Intesa's €1.6-billion ($2.1-billion) profit in 2012 was an improvement on last year's €8.2-billion loss. But stripping out a huge goodwill writedown in 2011, profit fell 21 per cent. In line with the 2.4-per-cent decline in Italian GDP, Intesa's net interest income fell 3.6 per cent.

At best, the domestic economy will stay flat in 2013. The weak top line depletes Intesa's resources for absorbing loan losses from Italy's army of troubled small businesses. Overall impairments in 2012 ticked up 11 per cent year on year to €4.7-billion. Renewed concerns about Italy's macroeconomic position have increased the cost of insuring Intesa's debt for five years, a proxy for wholesale funding costs, by a quarter since January.
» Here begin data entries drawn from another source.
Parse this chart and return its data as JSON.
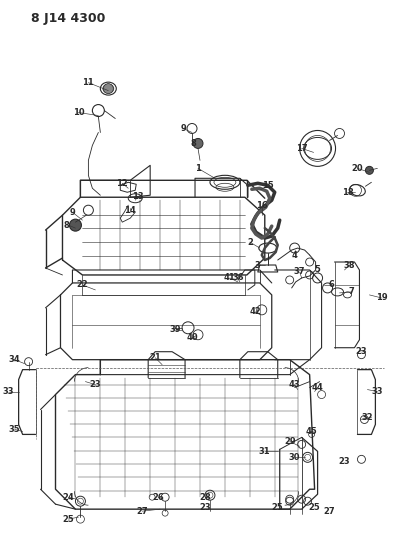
{
  "title": "8 J14 4300",
  "bg_color": "#ffffff",
  "line_color": "#2a2a2a",
  "fig_width": 4.02,
  "fig_height": 5.33,
  "dpi": 100
}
But Intesa has quite a few buffers before it starts to feel the pinch. Its wholesale funding needs this year have already been met. And provisions cover 45 per cent of its €49.7-billion of non-performing loans – way higher than some Italian peers and enough to earn the Bank of Italy's regulatory approval.

Even if the regulator is too kind, Intesa has options. Raising its coverage ratio to the 53 per cent European average would cost around €4-billion, which Intesa could find out of a combination of dropping its core Tier 1 ratio to 9 per cent and retaining some of the €2-billion in net profit forecast on average by analysts in 2013. If all goes well, it would still have enough money to maintain its dividend.

The catch is the dicey Italian political situation. The longer the country is without a government, the more investors will look askance at Intesa's holdings of €57-billion of sovereign bonds and its lack of non-Italian operations. The shares are likely to stay stuck around the current 0.4 times book value, whatever Intesa's merits.